Edit: Fixed, found the solution. The pickled learner was performing preprocessing (scaling by 8x) on the inputs when .predict was called, and I have to match that exactly when calling .trace() and when running .forward() on the new module. The nightly version of pytorch indeed lets this work on DynamicUnet.
I’m trying to convert a DynamicUnet (Dynamic UNet – fastai) for production. I’ve tried using TorchScript tracing, but it ends up using over 40+ GB of memory (when tracing is done on the CPU! GPU just crashes), when normally predicting with it uses next to none. Has anyone encounted any fixes for this?
I’m running it like this:
learner = load_learner(os.path.dirname(model_fn), os.path.basename(model_fn))
dummy_img = pt.ones(1, 3, 3264, 2448).cuda()
jit_model = pt.jit.trace(learner.model, dummy_img)
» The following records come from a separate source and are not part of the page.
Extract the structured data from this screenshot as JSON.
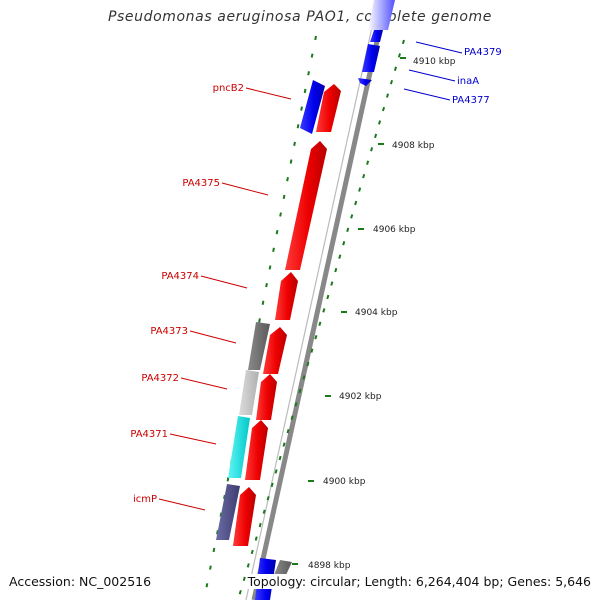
{
  "title": "Pseudomonas aeruginosa PAO1, complete genome",
  "footer": {
    "accession": "Accession: NC_002516",
    "summary": "Topology: circular; Length: 6,264,404 bp; Genes: 5,646"
  },
  "colors": {
    "backbone": "#8a8a8a",
    "tick": "#1a7a1a",
    "tick_label": "#222222",
    "strand_minus_label": "#cc0000",
    "strand_plus_label": "#0000cc",
    "red_gene": "#ee0000",
    "blue_gene": "#0000ee",
    "gray_gene": "#777777",
    "light_gray_gene": "#c8c8c8",
    "cyan_gene": "#00dddd",
    "purple_gene": "#55558a"
  },
  "kbp_ticks": [
    "4898 kbp",
    "4900 kbp",
    "4902 kbp",
    "4904 kbp",
    "4906 kbp",
    "4908 kbp",
    "4910 kbp"
  ],
  "genes_labeled": [
    {
      "name": "pncB2",
      "strand": "left"
    },
    {
      "name": "PA4375",
      "strand": "left"
    },
    {
      "name": "PA4374",
      "strand": "left"
    },
    {
      "name": "PA4373",
      "strand": "left"
    },
    {
      "name": "PA4372",
      "strand": "left"
    },
    {
      "name": "PA4371",
      "strand": "left"
    },
    {
      "name": "icmP",
      "strand": "left"
    },
    {
      "name": "PA4379",
      "strand": "right"
    },
    {
      "name": "inaA",
      "strand": "right"
    },
    {
      "name": "PA4377",
      "strand": "right"
    }
  ]
}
pt.jit.save(jit_model, output_model_fn)
Does anyone have any ideas on why DynamicUnet in particular is blowing up? Calling learner.predict is working fine and uses very little memory.
I’ve been using the nightly of FastAI as the current 1.2.0 has issues with hooks or something which were solved, though you can also manually edit out one line to fix the issue of hooks.
I’m wondering if the DynamicUNet naturally splits the input into tiles to run and somehow torch.jit.trace isn’t doing the same.
More discussion I’ve found on this:
Edit: Fixed, found the solution. The pickled learner was performing preprocessing (scaling by 8x) on the inputs when .predict was called, and I have to match that exactly when calling .trace() and when running .forward() on the new module. The nightly version of pytorch indeed lets this work on DynamicUnet.